COBWEB CORNERS: Ramona's Heidelberg Inn

By Mel McFarland

       In 1921 the Heidelberg Inn was going to be torn down. The building was described in a newspaper story as an "amusement center."
       The inn was in the town of Ramona, located just north of Colorado City. Its main street was along present-day 24th Street, north of what's now Thorndale Park.
       Ramona started as a drinking town after Colorado City went dry in 1913. But its heyday ended just three years later when Colorado voted for a statewide alcohol prohibition. The town was eventually annexed into Colorado Springs in 1955.
       In 1921, Heidelberg Inn was one of the longest surviving of the Ramona businesses. Originally owned by George and Rose Geiger, it had been the largest of the Ramona saloons. After prohibition, it stayed open for a time as a restaurant and a place for boxing matches. A number of early-day western movies were also filmed in and outside the inn. The old barroom was alive with renewed rowdy activity, but only make-believe.

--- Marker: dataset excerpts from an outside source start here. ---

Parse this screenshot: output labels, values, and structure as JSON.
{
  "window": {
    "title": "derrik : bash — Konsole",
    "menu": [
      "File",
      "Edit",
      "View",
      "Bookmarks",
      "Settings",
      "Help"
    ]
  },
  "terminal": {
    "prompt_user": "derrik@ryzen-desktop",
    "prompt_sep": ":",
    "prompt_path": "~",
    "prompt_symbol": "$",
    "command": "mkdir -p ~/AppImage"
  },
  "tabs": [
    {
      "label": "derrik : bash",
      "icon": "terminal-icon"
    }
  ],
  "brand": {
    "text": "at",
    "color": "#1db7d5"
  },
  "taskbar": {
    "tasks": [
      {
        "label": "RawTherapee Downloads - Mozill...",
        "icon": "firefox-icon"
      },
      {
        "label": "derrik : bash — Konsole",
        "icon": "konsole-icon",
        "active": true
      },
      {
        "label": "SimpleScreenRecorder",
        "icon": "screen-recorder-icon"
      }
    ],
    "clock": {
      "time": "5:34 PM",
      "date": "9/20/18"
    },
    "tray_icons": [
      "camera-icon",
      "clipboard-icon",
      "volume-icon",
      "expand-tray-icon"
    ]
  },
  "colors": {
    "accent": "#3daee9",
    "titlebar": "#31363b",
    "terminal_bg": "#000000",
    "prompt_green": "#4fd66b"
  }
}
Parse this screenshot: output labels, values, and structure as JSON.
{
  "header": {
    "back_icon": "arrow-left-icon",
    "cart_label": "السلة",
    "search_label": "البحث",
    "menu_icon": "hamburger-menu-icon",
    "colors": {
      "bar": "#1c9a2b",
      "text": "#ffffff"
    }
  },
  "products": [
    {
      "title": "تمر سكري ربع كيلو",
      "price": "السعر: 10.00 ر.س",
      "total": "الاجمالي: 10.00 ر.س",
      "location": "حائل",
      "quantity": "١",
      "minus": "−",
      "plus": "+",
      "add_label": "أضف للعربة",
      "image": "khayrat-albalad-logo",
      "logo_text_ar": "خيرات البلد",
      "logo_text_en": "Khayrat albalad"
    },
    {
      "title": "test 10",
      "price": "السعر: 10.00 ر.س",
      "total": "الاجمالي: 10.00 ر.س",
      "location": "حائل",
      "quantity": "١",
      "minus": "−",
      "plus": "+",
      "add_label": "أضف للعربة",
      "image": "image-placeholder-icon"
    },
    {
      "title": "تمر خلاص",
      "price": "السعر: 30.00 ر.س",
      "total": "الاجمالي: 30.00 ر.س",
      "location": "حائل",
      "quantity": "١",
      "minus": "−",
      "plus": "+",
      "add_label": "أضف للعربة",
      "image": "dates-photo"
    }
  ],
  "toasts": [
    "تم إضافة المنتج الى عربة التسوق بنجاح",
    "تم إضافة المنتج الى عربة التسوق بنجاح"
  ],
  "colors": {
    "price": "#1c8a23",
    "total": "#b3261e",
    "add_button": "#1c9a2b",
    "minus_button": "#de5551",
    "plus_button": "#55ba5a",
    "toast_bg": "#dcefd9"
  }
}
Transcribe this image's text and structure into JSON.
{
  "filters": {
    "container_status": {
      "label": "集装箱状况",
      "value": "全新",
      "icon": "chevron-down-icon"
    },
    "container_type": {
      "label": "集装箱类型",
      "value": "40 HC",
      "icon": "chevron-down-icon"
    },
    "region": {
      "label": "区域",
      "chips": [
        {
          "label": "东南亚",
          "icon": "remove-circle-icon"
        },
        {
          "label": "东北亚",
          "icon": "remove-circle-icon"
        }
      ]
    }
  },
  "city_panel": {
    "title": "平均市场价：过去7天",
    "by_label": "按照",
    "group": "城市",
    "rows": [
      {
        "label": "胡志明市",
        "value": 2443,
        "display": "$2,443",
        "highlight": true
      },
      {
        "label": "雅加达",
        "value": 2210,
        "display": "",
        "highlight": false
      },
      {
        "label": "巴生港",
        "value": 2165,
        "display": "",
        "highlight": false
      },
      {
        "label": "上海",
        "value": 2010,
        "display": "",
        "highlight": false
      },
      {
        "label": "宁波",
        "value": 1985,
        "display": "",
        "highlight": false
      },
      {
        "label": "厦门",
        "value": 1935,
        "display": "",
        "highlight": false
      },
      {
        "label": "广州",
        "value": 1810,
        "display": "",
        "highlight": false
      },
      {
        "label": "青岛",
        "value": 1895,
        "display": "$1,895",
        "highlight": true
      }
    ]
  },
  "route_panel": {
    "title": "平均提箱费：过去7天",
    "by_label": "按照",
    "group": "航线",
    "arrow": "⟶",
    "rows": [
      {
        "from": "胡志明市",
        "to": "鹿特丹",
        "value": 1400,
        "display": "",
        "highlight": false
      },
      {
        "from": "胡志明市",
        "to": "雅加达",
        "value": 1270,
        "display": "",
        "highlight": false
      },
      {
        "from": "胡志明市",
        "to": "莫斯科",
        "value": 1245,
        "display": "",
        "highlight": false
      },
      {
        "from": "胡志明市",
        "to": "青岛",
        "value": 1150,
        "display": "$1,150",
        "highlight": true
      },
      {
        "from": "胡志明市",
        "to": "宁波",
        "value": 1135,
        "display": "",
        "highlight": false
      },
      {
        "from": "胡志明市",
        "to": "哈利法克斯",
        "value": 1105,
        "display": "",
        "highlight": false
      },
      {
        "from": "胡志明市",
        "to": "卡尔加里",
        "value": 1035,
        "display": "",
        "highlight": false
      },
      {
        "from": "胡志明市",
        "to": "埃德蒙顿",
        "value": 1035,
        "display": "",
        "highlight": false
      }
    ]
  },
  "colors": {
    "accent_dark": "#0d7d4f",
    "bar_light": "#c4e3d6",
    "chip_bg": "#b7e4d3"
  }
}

       Before demolition, the materials from the Heidelberg were sold piecemeal. The process only took a few days, and then the site was cleared. Some of the items may still be around today in old houses and businesses. The Old Colorado City History Center even has the Heidelberg Inn's safe, thanks to a recent donation by the Swint family.
       Never heard of Ramona? The Westside Pioneer recognized the 100-year anniversary of its founding in an article last July, including a 1913 photo of the Ramona downtown and a 2013 photo taken from about the same spot, looking north up 24th Street.
       While I am on the subject, ever heard of Lennon Park? It is an area that has been redeveloped several times over the years. William Lennon, a resident of Manitou had an idea to start a town near Balanced Rock and Garden of the Gods. In 1921 water lines, streets and electric lines were laid out north of Fountain Creek, centered on what is now Becker's Lane and El Paso. A few lots were sold and several houses built, but the idea was decades ahead of its time. The 82-acre community has seen considerable changes, but the ball fields, old motels and campgrounds are probably not what Mr. Lennon had in mind.